How old can you be and still attend high school in the US?

How old can you be and still attend high school in the US?

If you are in your senior year or Grade 12, typically age 17-18, if you fail some classes, are you allowed to go back ay age 18-19 as a regular student? Or even later?

I am a Swedish teen who likes to watch the new Spider-Man movies, and I am seriously confused how old you are when you go there. Some place I saw you graduate the year you turn 19. However, another place I think said 17? So I am confused. Would someone be so kind to help?



8 comments

  1. Depends on the school district.

    I teach at a school in the Midwest. Students don’t fail an entire grade level. They fail individual classes and don’t get “credit” for those classes. No one is “held back” in high school; they just have to recover those credits (or enough to graduate, anyways) through summer school or credit-recovery type of classes.

    Unless they’re special ed, with severe learning disabilities, students aren’t typically in the building after they exhaust their four years of high school.

  2. Are there age restrictions when it comes to education anywhere?

    I didn’t know it wasn’t common knowledge.

  3. Generally on graduation one is expected to be 18, but 17 and 19 are also possible largely depending on when in the year you were born and where the cutoff line for your district is, I believe. You graduate the calendar year you turn 18 [or 19].

  4. its not that unusual to fall a year behind for whatever reason. those students would usually be allowed to keep attending the regular school while they are 19 to finish and graduate, though it may depend on the school/principle/guidance counselor.

    a lot of school districts may have some kind of alternate or special school for people who fall into this category, because they may not want to socially mix kids who are too far apart in age. sometimes these are accelerated classes just to get your out the door. they might also GED programs at these locations as well.

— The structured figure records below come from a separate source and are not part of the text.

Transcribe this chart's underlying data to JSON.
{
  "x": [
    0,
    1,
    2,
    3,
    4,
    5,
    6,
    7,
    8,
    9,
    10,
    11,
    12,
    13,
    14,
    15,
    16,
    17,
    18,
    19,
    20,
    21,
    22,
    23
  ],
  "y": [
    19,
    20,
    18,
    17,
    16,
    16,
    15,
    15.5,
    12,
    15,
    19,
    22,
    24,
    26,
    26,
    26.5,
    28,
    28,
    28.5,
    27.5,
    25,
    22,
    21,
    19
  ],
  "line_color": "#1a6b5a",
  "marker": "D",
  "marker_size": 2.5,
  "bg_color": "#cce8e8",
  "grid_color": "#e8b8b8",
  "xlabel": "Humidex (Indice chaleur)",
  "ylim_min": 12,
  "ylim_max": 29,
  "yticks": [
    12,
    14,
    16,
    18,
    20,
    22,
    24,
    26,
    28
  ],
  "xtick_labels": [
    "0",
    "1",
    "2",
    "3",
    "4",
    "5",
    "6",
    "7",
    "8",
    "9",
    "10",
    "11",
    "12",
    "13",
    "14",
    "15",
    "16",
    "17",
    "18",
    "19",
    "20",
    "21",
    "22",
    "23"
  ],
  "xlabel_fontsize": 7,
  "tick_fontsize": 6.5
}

  5. I’m October, I was 17, my older brother is November and graduated at 18. The difference is that our parents stuffed me into school a year earlier to get me out of the house, so I was always younger than my classmates, my brother was always older than his. At least in our situation, the determining factor was at what age our parents enrolled us in school.

  6. The age guidelines usually provide some leeway for parental discretion especially for kids who are near the margins… so two kids with the same birthday may be a grade ahead (and younger than most of his peers in that grade) or the grade behind (and older than most of his peers in that grade) even in the same school district.

    There are also occasions where at the discretion of both the parents and school a child might skip a grade early on because they’re well ahead of their peers and already doing the stuff appropriate to the next grade up… or held back a year because they’re falling behind. So in high school sitcoms there might be a stereotypically super smart character portrayed as younger than his peers or the stereotypical “dumb kid” portrayed as older.